What is one thing that your father taught you that continues to inspire you today and influenced you to work in medicine?
My father was very famously quoted for saying that “the basic attribute of humankind is that we look after each other”. He was a doctor who restored sight, a champion for the disadvantaged, and an advocate who demanded better. To me, any work in medicine or any work as a doctor, a nurse or a carer is human-to-human contact. It’s not about money, it’s not about fame, it’s about looking after others. That’s what makes us different from anything else on the planet. Our first goal should be to look after one another.
As a young boy, I witnessed the birth of The Fred Hollows Foundation. I grew up surrounded by many of his friends and colleagues who were in medicine and I have been continually inspired by my father’s dream of ending avoidable blindness. My father also inspired me to fight for issues of health and social justice from a very young age. By becoming a doctor, I hope to make a positive impact on people like my dad did. I hope that I can inspire my own children to make their work to be looking after people.
Why was Asia so important to your father, Professor Fred Hollows?
Australia is part of Asia and many of his students came from South-East Asia, Hong Kong, Central Asia, Nepal, South Asia and India. Vietnam is one of the first places my father worked in. A year before his death, my father made a promise that would end up restoring sight to hundreds of thousands of people in Vietnam. He was true to his word and returned to train ophthalmologists in modern eye surgery techniques so that local people would be empowered to help their own communities. At that time, there were only two eye surgeons in the whole country.
I was lucky to travel to Vietnam with my father and to see him training Vietnamese surgeons. I went back nearly 20 years later as a medical student and met some of the students my father trained. Some of them have done 40,000 or 50,000 surgeries curing blindness. It was an inspiring way to see my dad’s impact come full circle.

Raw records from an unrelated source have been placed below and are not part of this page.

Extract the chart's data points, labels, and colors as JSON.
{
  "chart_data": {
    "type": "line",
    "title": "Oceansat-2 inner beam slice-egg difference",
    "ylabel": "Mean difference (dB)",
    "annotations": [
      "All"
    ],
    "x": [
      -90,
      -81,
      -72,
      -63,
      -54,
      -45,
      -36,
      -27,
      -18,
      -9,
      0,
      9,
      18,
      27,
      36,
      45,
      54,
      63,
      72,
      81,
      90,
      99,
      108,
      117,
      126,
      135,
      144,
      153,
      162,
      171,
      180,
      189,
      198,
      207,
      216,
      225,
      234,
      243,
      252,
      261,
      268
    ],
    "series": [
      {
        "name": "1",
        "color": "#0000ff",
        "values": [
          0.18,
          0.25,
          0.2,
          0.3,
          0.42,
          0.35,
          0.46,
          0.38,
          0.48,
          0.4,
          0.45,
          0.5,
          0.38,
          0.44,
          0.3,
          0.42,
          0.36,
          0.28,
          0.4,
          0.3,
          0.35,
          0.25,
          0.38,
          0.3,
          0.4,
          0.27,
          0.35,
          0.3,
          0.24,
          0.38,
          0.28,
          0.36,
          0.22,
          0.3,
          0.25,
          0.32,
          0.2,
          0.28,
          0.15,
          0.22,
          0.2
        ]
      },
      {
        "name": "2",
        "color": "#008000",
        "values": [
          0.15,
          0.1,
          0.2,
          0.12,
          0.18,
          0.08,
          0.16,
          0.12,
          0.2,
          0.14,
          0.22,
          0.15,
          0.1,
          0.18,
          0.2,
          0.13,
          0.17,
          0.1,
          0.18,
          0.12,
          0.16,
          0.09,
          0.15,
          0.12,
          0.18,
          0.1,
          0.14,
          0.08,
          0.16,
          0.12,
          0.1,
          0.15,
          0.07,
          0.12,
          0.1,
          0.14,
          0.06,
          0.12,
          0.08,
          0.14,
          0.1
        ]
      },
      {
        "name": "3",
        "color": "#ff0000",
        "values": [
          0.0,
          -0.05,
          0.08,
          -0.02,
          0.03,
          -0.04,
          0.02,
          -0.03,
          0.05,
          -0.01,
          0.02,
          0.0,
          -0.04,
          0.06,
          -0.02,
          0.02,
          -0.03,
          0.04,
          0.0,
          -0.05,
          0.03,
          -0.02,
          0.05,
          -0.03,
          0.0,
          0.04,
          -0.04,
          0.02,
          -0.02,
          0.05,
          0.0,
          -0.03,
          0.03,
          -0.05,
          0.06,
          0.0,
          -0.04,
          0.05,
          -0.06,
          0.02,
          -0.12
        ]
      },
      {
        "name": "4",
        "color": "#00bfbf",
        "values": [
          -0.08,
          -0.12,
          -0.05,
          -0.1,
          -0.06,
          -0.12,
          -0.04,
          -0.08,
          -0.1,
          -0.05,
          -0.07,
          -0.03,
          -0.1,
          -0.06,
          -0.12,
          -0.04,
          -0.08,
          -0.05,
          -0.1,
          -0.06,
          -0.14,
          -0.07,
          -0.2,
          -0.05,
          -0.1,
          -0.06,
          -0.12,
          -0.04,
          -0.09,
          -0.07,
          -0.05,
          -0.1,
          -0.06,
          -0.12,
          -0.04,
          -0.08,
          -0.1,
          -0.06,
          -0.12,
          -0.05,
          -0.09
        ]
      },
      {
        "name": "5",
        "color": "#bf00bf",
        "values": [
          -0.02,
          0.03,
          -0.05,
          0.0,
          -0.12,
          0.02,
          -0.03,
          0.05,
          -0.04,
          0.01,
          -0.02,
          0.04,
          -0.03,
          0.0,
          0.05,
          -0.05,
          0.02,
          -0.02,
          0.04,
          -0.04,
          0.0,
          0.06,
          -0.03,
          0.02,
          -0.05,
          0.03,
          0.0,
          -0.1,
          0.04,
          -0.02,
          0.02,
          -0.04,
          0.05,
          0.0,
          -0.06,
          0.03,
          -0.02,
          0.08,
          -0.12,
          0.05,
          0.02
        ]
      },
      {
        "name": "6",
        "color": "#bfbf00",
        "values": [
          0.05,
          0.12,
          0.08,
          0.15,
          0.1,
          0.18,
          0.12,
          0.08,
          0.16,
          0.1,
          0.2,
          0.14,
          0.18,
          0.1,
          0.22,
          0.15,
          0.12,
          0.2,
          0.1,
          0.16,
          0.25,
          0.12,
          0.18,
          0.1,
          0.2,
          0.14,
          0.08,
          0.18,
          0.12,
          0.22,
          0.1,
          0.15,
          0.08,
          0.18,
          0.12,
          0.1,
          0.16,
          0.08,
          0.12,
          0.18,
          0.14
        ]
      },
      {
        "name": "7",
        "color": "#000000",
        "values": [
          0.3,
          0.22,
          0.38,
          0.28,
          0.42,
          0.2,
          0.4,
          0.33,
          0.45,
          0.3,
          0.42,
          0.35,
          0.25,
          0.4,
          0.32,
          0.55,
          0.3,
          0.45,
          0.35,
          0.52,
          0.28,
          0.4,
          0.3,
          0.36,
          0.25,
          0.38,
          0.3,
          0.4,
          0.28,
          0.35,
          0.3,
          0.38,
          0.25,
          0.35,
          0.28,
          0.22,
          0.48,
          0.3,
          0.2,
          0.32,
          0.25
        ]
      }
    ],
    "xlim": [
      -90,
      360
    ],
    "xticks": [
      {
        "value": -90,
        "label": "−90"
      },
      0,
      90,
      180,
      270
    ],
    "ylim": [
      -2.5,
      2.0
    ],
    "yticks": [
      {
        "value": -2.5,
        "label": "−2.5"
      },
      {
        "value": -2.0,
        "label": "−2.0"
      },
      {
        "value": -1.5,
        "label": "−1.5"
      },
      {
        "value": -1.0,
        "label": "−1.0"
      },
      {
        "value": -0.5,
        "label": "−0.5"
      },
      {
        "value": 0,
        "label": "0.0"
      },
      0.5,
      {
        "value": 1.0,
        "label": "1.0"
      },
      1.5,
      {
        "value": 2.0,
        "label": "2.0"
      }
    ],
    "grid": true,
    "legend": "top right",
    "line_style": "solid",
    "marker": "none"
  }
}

Can you share the most memorable story between you and your father?
I was lucky because my father made a very big point of taking us children, myself and my sisters, out into the Australian bush where we were able spend time looking at the trees and animals and swimming in the ocean. It was a very important part of my childhood to get outside with my father, to climb trees, to ride bikes and to be part of the outside world. And I’ve tried to do the same thing with my children.
As a father myself, as somebody who lost my father when he was too young, it’s that you must enjoy every day with your children. You must try to get them outside of their four walls, their screens and take them outside, climb a tree, ride a bike, go on a boat, go to the park, spend some time playing with your children to make sure they remember the happy times with their father.
Is there anything you would like to say to our supporters in Hong Kong?
I would like to thank our supporters in Hong Kong for their support of The Foundation. Your support allows us to be able to continue our sight-saving work in over 25 countries worldwide and restore sight to over 3 million people. Thank you for joining us on our journey to continue the legacy of my father's work and give more people the gift of sight!